Alison Page is an award-winning creative at the forefront of contemporary Australian Aboriginal design. As a descendant of the Walbanga and Wadi Wadi people of the Yuin nation, and as a leading force in the Australian design scene, she champions the contemporary creative expression of Aboriginal identity.
Page’s creative practice explores links between cultural identity, art and the built environment. As one of three associates of Merrima Design from 1995-1999, she worked with various Aboriginal communities in the delivery of culturally appropriate architectural services. She founded her own interior design studio in 1999 and has since completed projects spanning interiors, public art, jewellery, installations and film.
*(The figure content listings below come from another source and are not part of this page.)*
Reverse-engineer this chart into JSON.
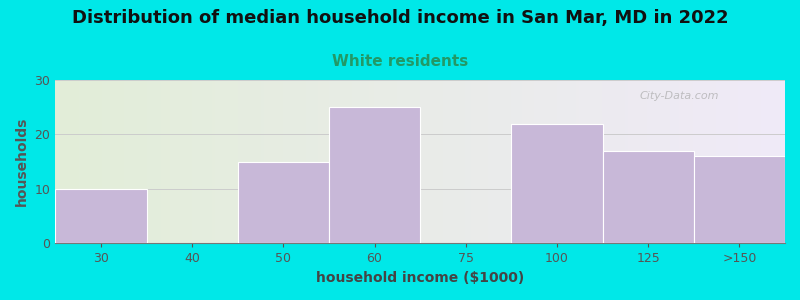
{
  "title": "Distribution of median household income in San Mar, MD in 2022",
  "subtitle": "White residents",
  "xlabel": "household income ($1000)",
  "ylabel": "households",
  "categories": [
    "30",
    "40",
    "50",
    "60",
    "75",
    "100",
    "125",
    ">150"
  ],
  "values": [
    10,
    0,
    15,
    25,
    0,
    22,
    17,
    16
  ],
  "bar_color": "#c8b8d8",
  "background_color": "#00e8e8",
  "plot_bg_left": "#e2eed8",
  "plot_bg_right": "#f0eaf8",
  "title_color": "#111111",
  "subtitle_color": "#229966",
  "axis_color": "#777777",
  "ylabel_color": "#555555",
  "xlabel_color": "#444444",
  "tick_color": "#555555",
  "grid_color": "#cccccc",
  "ylim": [
    0,
    30
  ],
  "yticks": [
    0,
    10,
    20,
    30
  ],
  "title_fontsize": 13,
  "subtitle_fontsize": 11,
  "xlabel_fontsize": 10,
  "ylabel_fontsize": 10,
  "watermark_text": "City-Data.com"
}
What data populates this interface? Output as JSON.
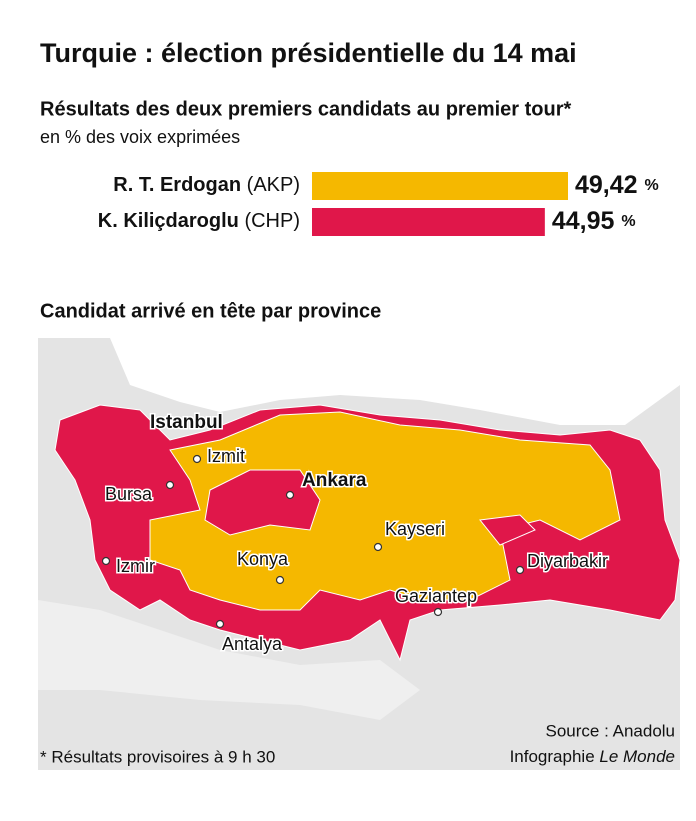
{
  "header": {
    "title": "Turquie : élection présidentielle du 14 mai",
    "subtitle": "Résultats des deux premiers candidats au premier tour*",
    "unit_note": "en % des voix exprimées"
  },
  "bars": [
    {
      "name": "R. T. Erdogan",
      "party": "(AKP)",
      "value": 49.42,
      "value_label": "49,42",
      "unit": "%",
      "color": "#f5b800"
    },
    {
      "name": "K. Kiliçdaroglu",
      "party": "(CHP)",
      "value": 44.95,
      "value_label": "44,95",
      "unit": "%",
      "color": "#e0174a"
    }
  ],
  "map": {
    "title": "Candidat arrivé en tête par province",
    "cities": [
      {
        "name": "Istanbul",
        "bold": true
      },
      {
        "name": "Izmit"
      },
      {
        "name": "Ankara",
        "bold": true
      },
      {
        "name": "Bursa"
      },
      {
        "name": "Izmir"
      },
      {
        "name": "Konya"
      },
      {
        "name": "Kayseri"
      },
      {
        "name": "Diyarbakir"
      },
      {
        "name": "Gaziantep"
      },
      {
        "name": "Antalya"
      }
    ]
  },
  "footer": {
    "note": "* Résultats provisoires à 9 h 30",
    "source": "Source : Anadolu",
    "credit": "Infographie ",
    "credit_name": "Le Monde"
  }
}
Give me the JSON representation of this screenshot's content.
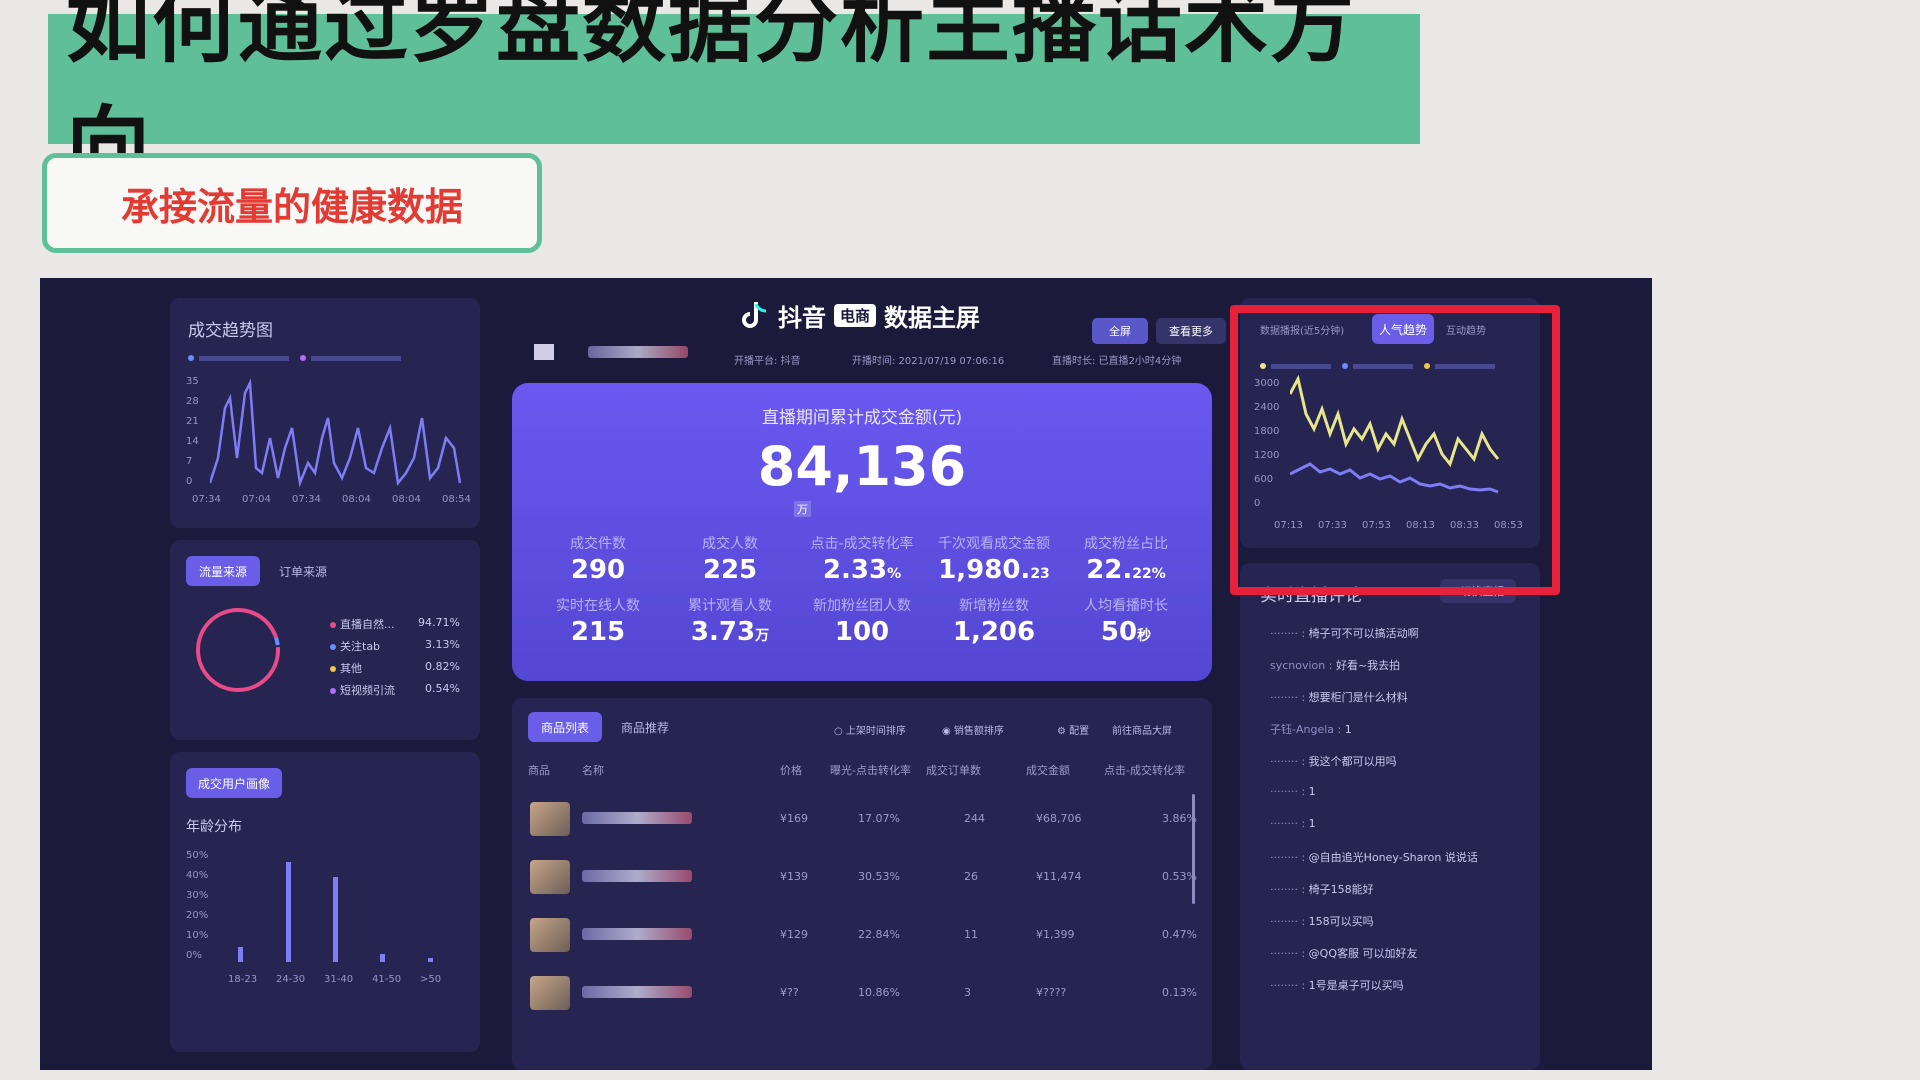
{
  "slide": {
    "title": "如何通过罗盘数据分析主播话术方向",
    "subtitle": "承接流量的健康数据"
  },
  "colors": {
    "accent_green": "#5fbf99",
    "subtitle_red": "#e23b34",
    "highlight_red": "#e8213b",
    "kpi_purple": "#6a58f0"
  },
  "dashboard": {
    "brand": "抖音",
    "badge": "电商",
    "title": "数据主屏",
    "fullscreen_btn": "全屏",
    "more_btn": "查看更多",
    "platform": "开播平台: 抖音",
    "start_time": "开播时间: 2021/07/19 07:06:16",
    "duration": "直播时长: 已直播2小时4分钟"
  },
  "trend": {
    "title": "成交趋势图",
    "y_ticks": [
      "35",
      "28",
      "21",
      "14",
      "7",
      "0"
    ],
    "x_ticks": [
      "07:34",
      "07:04",
      "07:34",
      "08:04",
      "08:04",
      "08:54"
    ]
  },
  "traffic": {
    "tabs": [
      "流量来源",
      "订单来源"
    ],
    "items": [
      {
        "name": "直播自然...",
        "value": "94.71%"
      },
      {
        "name": "关注tab",
        "value": "3.13%"
      },
      {
        "name": "其他",
        "value": "0.82%"
      },
      {
        "name": "短视频引流",
        "value": "0.54%"
      }
    ]
  },
  "age": {
    "tabs": [
      "成交用户画像"
    ],
    "title": "年龄分布",
    "y_ticks": [
      "50%",
      "40%",
      "30%",
      "20%",
      "10%",
      "0%"
    ],
    "x_ticks": [
      "18-23",
      "24-30",
      "31-40",
      "41-50",
      ">50"
    ]
  },
  "kpi": {
    "head": "直播期间累计成交金额(元)",
    "total": "84,136",
    "unit": "万",
    "items": [
      {
        "label": "成交件数",
        "value": "290",
        "suffix": ""
      },
      {
        "label": "成交人数",
        "value": "225",
        "suffix": ""
      },
      {
        "label": "点击-成交转化率",
        "value": "2.33",
        "suffix": "%"
      },
      {
        "label": "千次观看成交金额",
        "value": "1,980.",
        "suffix": "23"
      },
      {
        "label": "成交粉丝占比",
        "value": "22.",
        "suffix": "22%"
      },
      {
        "label": "实时在线人数",
        "value": "215",
        "suffix": ""
      },
      {
        "label": "累计观看人数",
        "value": "3.73",
        "suffix": "万"
      },
      {
        "label": "新加粉丝团人数",
        "value": "100",
        "suffix": ""
      },
      {
        "label": "新增粉丝数",
        "value": "1,206",
        "suffix": ""
      },
      {
        "label": "人均看播时长",
        "value": "50",
        "suffix": "秒"
      }
    ]
  },
  "products": {
    "tabs": [
      "商品列表",
      "商品推荐"
    ],
    "sort_options": [
      "上架时间排序",
      "销售额排序"
    ],
    "buttons": [
      "配置",
      "前往商品大屏"
    ],
    "columns": [
      "商品",
      "名称",
      "价格",
      "曝光-点击转化率",
      "成交订单数",
      "成交金额",
      "点击-成交转化率"
    ],
    "rows": [
      {
        "name": "",
        "price": "¥169",
        "ctr": "17.07%",
        "orders": "244",
        "amount": "¥68,706",
        "cvr": "3.86%"
      },
      {
        "name": "",
        "price": "¥139",
        "ctr": "30.53%",
        "orders": "26",
        "amount": "¥11,474",
        "cvr": "0.53%"
      },
      {
        "name": "",
        "price": "¥129",
        "ctr": "22.84%",
        "orders": "11",
        "amount": "¥1,399",
        "cvr": "0.47%"
      },
      {
        "name": "",
        "price": "¥??",
        "ctr": "10.86%",
        "orders": "3",
        "amount": "¥????",
        "cvr": "0.13%"
      }
    ]
  },
  "popularity": {
    "tabs": [
      "数据播报(近5分钟)",
      "人气趋势",
      "互动趋势"
    ],
    "y_ticks": [
      "3000",
      "2400",
      "1800",
      "1200",
      "600",
      "0"
    ],
    "x_ticks": [
      "07:13",
      "07:33",
      "07:53",
      "08:13",
      "08:33",
      "08:53"
    ]
  },
  "comments": {
    "title": "实时直播评论",
    "button": "切换直播",
    "items": [
      {
        "user": "",
        "text": "椅子可不可以搞活动啊"
      },
      {
        "user": "sycnovion",
        "text": "好看~我去拍"
      },
      {
        "user": "",
        "text": "想要柜门是什么材料"
      },
      {
        "user": "子钰-Angela",
        "text": "1"
      },
      {
        "user": "",
        "text": "我这个都可以用吗"
      },
      {
        "user": "",
        "text": "1"
      },
      {
        "user": "",
        "text": "1"
      },
      {
        "user": "",
        "text": "@自由追光Honey-Sharon 说说话"
      },
      {
        "user": "",
        "text": "椅子158能好"
      },
      {
        "user": "",
        "text": "158可以买吗"
      },
      {
        "user": "",
        "text": "@QQ客服 可以加好友"
      },
      {
        "user": "",
        "text": "1号是桌子可以买吗"
      }
    ]
  }
}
Page’s work with Merrima Design was awarded by the International Federation of Interior Architects for its “contribution to the design environment with an emphasis on social awareness and responsibility”, and profiled in Paidon’s Architecture for Architects Atlas. In 2008 she received a NSW Local Government Culture Award for Six Daughters of the West Wind, a series of bronze sculptures on Mt Keira in Wollongong created in collaboration with artist Tina Lee, and an Australian Jewellery Design Award for her contemporary Aboriginal diamond jewellery. In October 2015, Alison was inducted into the Design Institute of Australia’s Hall of Fame.
Until recently, Alison was the founding CEO of the Saltwater Freshwater Arts Alliance and Director of their annual Saltwater Freshwater festival. She was the founder of the National Aboriginal Design Agency, and was a member of the expert panel for the federal government’s Constitutional Recognition of Indigenous People. She appeared for eight years as a regular panelist on the ABC TV show, The New Inventors. She currently sits on the Barangaroo Development Authority Art and Culture Panel and the Lend Lease Public Art Panel at Barangaroo south.
Alison’s most recent work is in collaboration with Cinematographer Nik Lachajczak in production studio Zakpage, which converges film with the built environment to create place-based narratives. She has recently completed a series of Elders films for installation at the National Museum of Australia and a cultural installation at Barangaroo.